The clubs industry’s ongoing campaign to oppose poker machine reforms is fast becoming little more than slapstick comedy. It seems that no matter what they do or say, they manage to trip themselves up in spectacular fashion. It’s a farce; I almost feel embarrassed for them.
It was on a Sunday two weeks ago that they made their “AFL” mistake. A Samantha Maiden story in the News Ltd press, accompanied by a crowing Clubs Australia media release, trumpeted that the AFL was joining the NRL in their allegiance to the clubs’ campaign. There would be ads, there would be protests… there would be glorious mayhem, all in Grand Final week. Well there was mayhem all right, but not what they expected. Just about every media organisation, newspaper, radio station and website in the country picked up on the “story” and ran with it… only for AFL boss Andrew Demetriou to stand up the following day and categorically deny ALL of it. That was the day he infamously told “that bloke” (Anthony Ball) from Clubs Australia to “just shut up.” And THAT was a quote that ricochetted around the nation.

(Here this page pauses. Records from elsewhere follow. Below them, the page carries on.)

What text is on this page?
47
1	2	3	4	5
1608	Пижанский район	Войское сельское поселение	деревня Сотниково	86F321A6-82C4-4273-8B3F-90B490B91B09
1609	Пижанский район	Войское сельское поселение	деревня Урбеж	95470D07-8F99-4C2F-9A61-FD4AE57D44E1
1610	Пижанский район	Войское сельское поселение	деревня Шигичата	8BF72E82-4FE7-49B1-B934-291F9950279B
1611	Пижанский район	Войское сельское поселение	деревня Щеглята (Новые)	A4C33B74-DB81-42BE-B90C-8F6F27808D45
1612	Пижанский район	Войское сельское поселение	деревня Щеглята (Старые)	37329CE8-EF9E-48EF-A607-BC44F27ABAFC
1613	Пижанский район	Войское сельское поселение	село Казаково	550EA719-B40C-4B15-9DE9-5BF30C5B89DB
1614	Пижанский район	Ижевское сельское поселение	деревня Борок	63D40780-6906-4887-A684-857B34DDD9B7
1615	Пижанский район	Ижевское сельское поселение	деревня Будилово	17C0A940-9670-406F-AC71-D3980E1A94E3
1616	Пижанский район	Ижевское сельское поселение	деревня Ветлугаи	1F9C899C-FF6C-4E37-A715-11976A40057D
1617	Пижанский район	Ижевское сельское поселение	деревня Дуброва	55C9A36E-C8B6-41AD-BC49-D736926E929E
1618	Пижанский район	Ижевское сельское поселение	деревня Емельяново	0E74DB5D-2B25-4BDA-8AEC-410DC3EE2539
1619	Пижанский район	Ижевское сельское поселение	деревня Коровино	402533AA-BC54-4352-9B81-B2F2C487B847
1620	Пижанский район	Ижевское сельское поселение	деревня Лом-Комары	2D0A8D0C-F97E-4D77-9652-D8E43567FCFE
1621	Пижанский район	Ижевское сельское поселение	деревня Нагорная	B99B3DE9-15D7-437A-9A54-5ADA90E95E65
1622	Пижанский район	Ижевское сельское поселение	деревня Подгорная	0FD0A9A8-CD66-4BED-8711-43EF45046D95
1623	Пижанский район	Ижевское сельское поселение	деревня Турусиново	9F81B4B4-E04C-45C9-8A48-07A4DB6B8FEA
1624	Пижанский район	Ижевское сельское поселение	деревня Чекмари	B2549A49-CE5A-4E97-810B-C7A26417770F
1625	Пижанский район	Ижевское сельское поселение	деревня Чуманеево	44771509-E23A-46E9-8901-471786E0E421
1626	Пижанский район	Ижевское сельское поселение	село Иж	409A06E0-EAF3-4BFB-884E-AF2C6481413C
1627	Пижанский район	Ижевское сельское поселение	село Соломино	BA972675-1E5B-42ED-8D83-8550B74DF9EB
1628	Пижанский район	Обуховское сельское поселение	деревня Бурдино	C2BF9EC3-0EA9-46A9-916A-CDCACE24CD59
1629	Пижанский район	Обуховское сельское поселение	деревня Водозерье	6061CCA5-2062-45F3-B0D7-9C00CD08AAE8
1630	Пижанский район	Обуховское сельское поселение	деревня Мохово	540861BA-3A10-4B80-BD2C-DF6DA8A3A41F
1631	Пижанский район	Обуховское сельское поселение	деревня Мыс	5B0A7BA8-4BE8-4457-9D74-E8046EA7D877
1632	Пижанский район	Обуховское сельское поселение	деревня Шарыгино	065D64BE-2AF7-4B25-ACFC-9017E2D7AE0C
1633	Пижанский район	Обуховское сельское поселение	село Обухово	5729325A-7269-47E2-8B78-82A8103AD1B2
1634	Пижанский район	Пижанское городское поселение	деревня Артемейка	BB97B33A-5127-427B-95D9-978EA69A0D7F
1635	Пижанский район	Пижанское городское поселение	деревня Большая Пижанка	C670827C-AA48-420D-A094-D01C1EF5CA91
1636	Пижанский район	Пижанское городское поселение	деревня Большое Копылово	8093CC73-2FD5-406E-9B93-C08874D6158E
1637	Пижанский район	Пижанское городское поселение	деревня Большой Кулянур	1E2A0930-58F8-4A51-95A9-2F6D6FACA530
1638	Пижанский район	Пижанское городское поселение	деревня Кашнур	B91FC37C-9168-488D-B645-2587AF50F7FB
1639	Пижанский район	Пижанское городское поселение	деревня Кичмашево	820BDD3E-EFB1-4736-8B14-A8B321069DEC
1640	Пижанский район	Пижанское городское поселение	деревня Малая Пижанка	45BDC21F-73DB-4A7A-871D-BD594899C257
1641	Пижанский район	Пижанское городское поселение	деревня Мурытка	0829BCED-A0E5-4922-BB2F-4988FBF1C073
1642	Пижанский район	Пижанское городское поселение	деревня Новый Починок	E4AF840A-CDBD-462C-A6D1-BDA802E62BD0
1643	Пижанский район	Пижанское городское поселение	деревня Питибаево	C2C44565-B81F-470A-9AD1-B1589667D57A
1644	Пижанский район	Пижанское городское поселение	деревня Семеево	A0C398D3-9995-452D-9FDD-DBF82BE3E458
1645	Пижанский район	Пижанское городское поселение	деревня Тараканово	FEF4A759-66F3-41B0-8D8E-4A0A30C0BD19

(So far, I’ve resisted the urge to say “I told you so”… I called bullshit on that story before lunchtime on Sunday, well before most of the press had jumped on board. Nice to be proven right!)
You’d think the clubs would have learned to be careful after that… but no. This weekend just gone by is proof that they just don’t learn. Sunday morning rolled around and again we were treated to a Samantha Maiden story, this time telling us how Clubs Australia was willing to help organise trials of mandatory pre-commitment technology, in order to prove that the scheme wouldn’t work. Anthony Ball was again front and centre, talking about “Andrew Wilkie’s experimental technology” and the need for a trial before “billions are spent and permanent damage is done.”
There is an awful lot wrong with this stance by the clubs. They have previously slammed the government for NOT trying to arrange a trial, even though the government had actually tried to trial the technology in Tasmania… only to be rejected by the industry. They have also previously claimed that if the government DID arrange a trial, it was proof that they had no confidence in their reforms. And their bias towards conducting a trial to prove that the scheme “wouldn’t work” is at complete odds with the government’s long-held position that any trial would be focussed solely on fine-tuning the technology for the best final solution.
But all that fades into insignificance… because on Saturday evening, before the Clubs Australia pre-commitment trial story went to air, this happened.
An internal briefing document, prepared by Club Training Australia and presented at a Clubs Qld seminar in July, was accidentally posted on the Clubs QLD website… and it made fascinating reading. The first I heard of it was when it was posted on Twitter, and of course from there it went far and wide very quickly. Titled “Future Directions”, it covered upcoming regulatory changes facing the clubs industry, and how to handle them.
Low-intensity machines ($1 maximum bets) were specifically mentioned, along with the fact that they would NOT require mandatory pre-commitment… despite Clubs Australia consistently denying that they exist, or could be part of the solution.
Analysis was made of expected club profits should the reforms take place… and found that clubs could still expect to be profitable whether the reforms were partially or fully implemented.
The potential reduction of gaming revenue was predicted to be 10% to 20%… a far cry from the 40% to 60% that Clubs Australia has been screaming about for months.
A number of strategies were put forward to circumvent ATM bans and restrictions, despite the fact that these restrictions are designed to help poker machine addicts and problem gamblers… strategies that include mobile ATMs that could be towed from venue to venue. Now that’s just mercenary.
Mind you, we already have mobile betting kiosks that circle the stadiums before AFL and NRL games… so don’t rule it out.
(picture courtesy of @mrtiedt)
The briefing paper also contained analysis of the potential impact of the carbon tax on the gaming industry, as well as the current review of “not-for-profit” taxation rules… something that understandably strikes fear into the hearts of the clubs industry. But as far as the current reforms go, this document was quite clear: the expected impact will be nowhere near as severe as Clubs Australia claim.
By Sunday lunchtime, everyone was talking about the clubs… but they weren’t talking about the pre-commitment trials. No, they were talking about the briefing paper. They were talking about the much lower predicted impact on clubs profitability. They were talking about the lies.
Too late, Clubs Qld swung into damage control. Having already said that presenters at the July seminar (including Club Training Australia, who have a long association with Clubs Qld) were commissioned for their expertise, Clubs Qld boss Doug Flockhart recanted and claimed that this presentation was “not commissioned” by his organisation.
Flockhart also said that “Clubs Queensland is a fully transparent organisation and is comfortable with these documents being open to the public, including all media.” Which is kind of funny, as the briefing paper quickly vanished from the Clubs Qld website. So too did a “Media Relations” guide, which gave Clubs Qld staff tips on how to handle the media… including writing their articles for them, and striving to get media releases into the news because people would assume they were factual.
So… another weekend, another major announcement, another embarrassing custard pie in the face. I wonder what comedy gold Clubs Australia are going to bring us next weekend?